“A necessidade de aumentar os ganhos do governo pode soar contraditória para o empresariado que anseia pelo liberalismo prometido em campanha e nomeações.”
O título deste ensaio pode sugerir tratar-se de um apólogo, mas não é essa a pretensão. Nem é uma questão de gênero; é uma questão de propósitos. E também uma questão de princípio: de como o novo Governo vai principiar suas políticas fazendárias.
A fusão entre Fazenda e Planejamento criará a figura bipolar de um órgão arrecadador que também será quem controla os gastos.
O Tesouro Nacional tem severos e vultosos compromissos, que exigem da administração que se inaugura em primeiro de janeiro o manejo inteligente da tesoura. Cortar despesas é fundamental, mas eleger as mutilações não é tarefa fácil, nem está completamente à mão do futuro Ministério da Economia.
Será o mesmo órgão que enviará ao Congresso Nacional as tentativas de ampliar a arrecadação de tributos e projeto de lei orçamentária, onde estarão desenhados os cortes pretendidos. Ao parlamento, porém, desde a aprovação da Emenda 86 à Constituição, assiste o poder de acrescentar itens ao orçamento, os quais não podem mais ser contingenciados em percentual superior ao do contingenciamento de outras despesas.
É uma equação complexa, que requer perícia.
A necessidade de aumentar os ganhos do governo pode soar contraditória para o empresariado que anseia pelo liberalismo prometido em campanha e nomeações. A perplexidade já se insinua, nas interjeições de uma seleta plateia reativa à fala sobre cortes no Sistema S.
São matizes de muitas tonalidades para combinar num único quadro.
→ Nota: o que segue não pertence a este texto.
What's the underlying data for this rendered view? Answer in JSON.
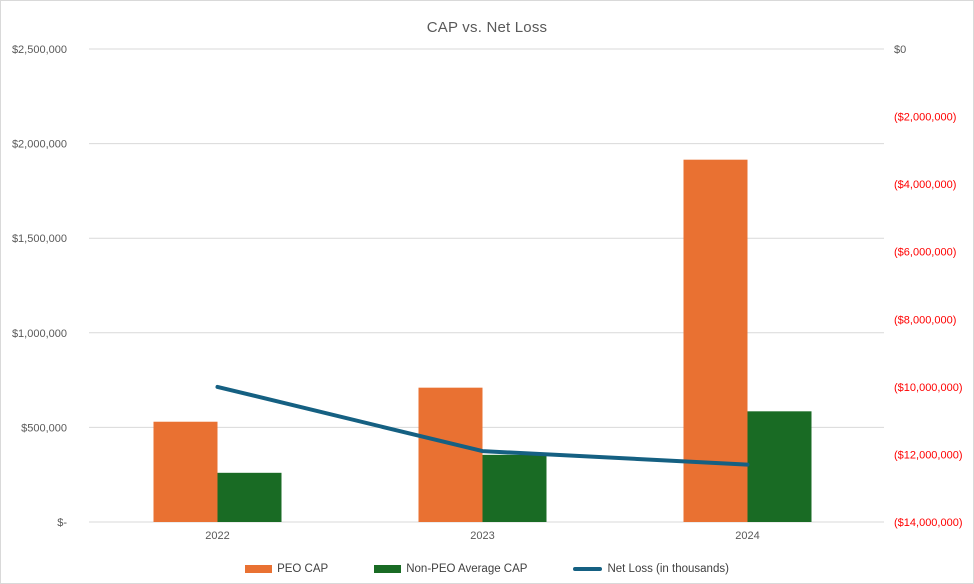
{
  "chart_data": {
    "type": "combo",
    "subtype": "grouped bars (primary axis) + line (secondary axis)",
    "title": "CAP vs. Net Loss",
    "categories": [
      "2022",
      "2023",
      "2024"
    ],
    "series": [
      {
        "name": "PEO CAP",
        "chart": "bar",
        "axis": "left",
        "color": "#E97132",
        "values": [
          530000,
          710000,
          1915000
        ]
      },
      {
        "name": "Non-PEO Average CAP",
        "chart": "bar",
        "axis": "left",
        "color": "#196B24",
        "values": [
          260000,
          355000,
          585000
        ]
      },
      {
        "name": "Net Loss (in thousands)",
        "chart": "line",
        "axis": "right",
        "color": "#156082",
        "values": [
          -10000000,
          -11900000,
          -12300000
        ]
      }
    ],
    "left_axis": {
      "min": 0,
      "max": 2500000,
      "tick_step": 500000,
      "text_color": "#595959",
      "ticks": [
        {
          "label": "$2,500,000",
          "value": 2500000
        },
        {
          "label": "$2,000,000",
          "value": 2000000
        },
        {
          "label": "$1,500,000",
          "value": 1500000
        },
        {
          "label": "$1,000,000",
          "value": 1000000
        },
        {
          "label": "$500,000",
          "value": 500000
        },
        {
          "label": "$-",
          "value": 0
        }
      ]
    },
    "right_axis": {
      "min": -14000000,
      "max": 0,
      "tick_step": -2000000,
      "negative_text_color": "#FF0000",
      "zero_text_color": "#595959",
      "ticks": [
        {
          "label": "$0",
          "value": 0,
          "color": "#595959"
        },
        {
          "label": "($2,000,000)",
          "value": -2000000,
          "color": "#FF0000"
        },
        {
          "label": "($4,000,000)",
          "value": -4000000,
          "color": "#FF0000"
        },
        {
          "label": "($6,000,000)",
          "value": -6000000,
          "color": "#FF0000"
        },
        {
          "label": "($8,000,000)",
          "value": -8000000,
          "color": "#FF0000"
        },
        {
          "label": "($10,000,000)",
          "value": -10000000,
          "color": "#FF0000"
        },
        {
          "label": "($12,000,000)",
          "value": -12000000,
          "color": "#FF0000"
        },
        {
          "label": "($14,000,000)",
          "value": -14000000,
          "color": "#FF0000"
        }
      ]
    },
    "x_axis": {
      "text_color": "#595959"
    },
    "grid": {
      "on": true,
      "color": "#D9D9D9"
    },
    "legend_position": "bottom",
    "title_color": "#595959",
    "background": "#FFFFFF"
  }
}
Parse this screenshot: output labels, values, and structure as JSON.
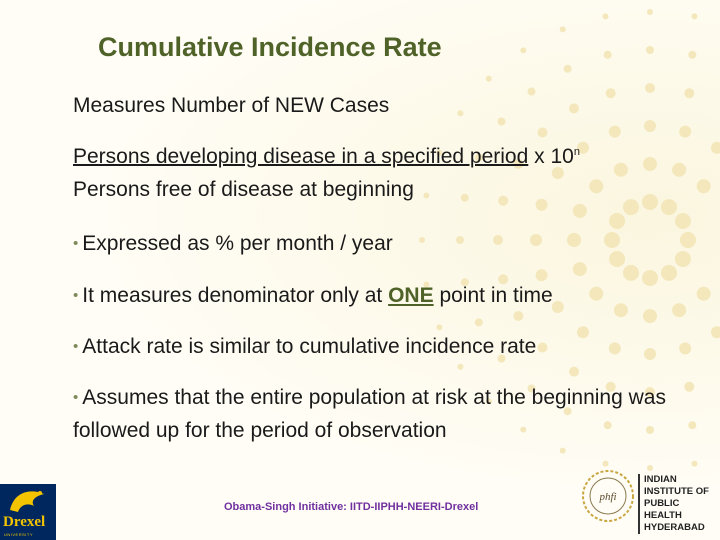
{
  "slide": {
    "title": "Cumulative Incidence Rate",
    "subtitle": "Measures Number of  NEW Cases",
    "numerator": "Persons developing disease in a specified period",
    "multiplier": " x 10",
    "exponent": "n",
    "denominator": "Persons free of disease at beginning",
    "bullet1": "Expressed as % per month / year",
    "bullet2_before": "It measures denominator only at ",
    "bullet2_emph": "ONE",
    "bullet2_after": " point in time",
    "bullet3": "Attack rate is similar to cumulative incidence rate",
    "bullet4": "Assumes that the entire population at risk at the beginning was followed up for the period of observation",
    "bullet_marker": "•"
  },
  "footer": {
    "text": "Obama-Singh Initiative: IITD-IIPHH-NEERI-Drexel"
  },
  "logos": {
    "drexel_word": "Drexel",
    "drexel_sub": "UNIVERSITY",
    "iiph_monogram": "phfi",
    "iiph_lines": [
      "INDIAN",
      "INSTITUTE OF",
      "PUBLIC HEALTH",
      "HYDERABAD"
    ]
  },
  "colors": {
    "title": "#4f6228",
    "footer": "#7030a0",
    "drexel_blue": "#00285e",
    "drexel_gold": "#f5c400"
  }
}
O que se tem como um certo consenso é que os privilégios pantagruélicos no setor público precisam ser alvejados, entretanto não se os pode mirar, sem atingir a previdência. E sempre haverá os ferrenhos protetores das benesses, em qualquer composição do Legislativo e dentre os formadores de opinião.
Mesmo que o poder mude de mãos, baixo clero ainda é clero. As lâminas terão de estar afiadas para desafiá-lo.
Será que os novos cortes atingirão as novas cortes?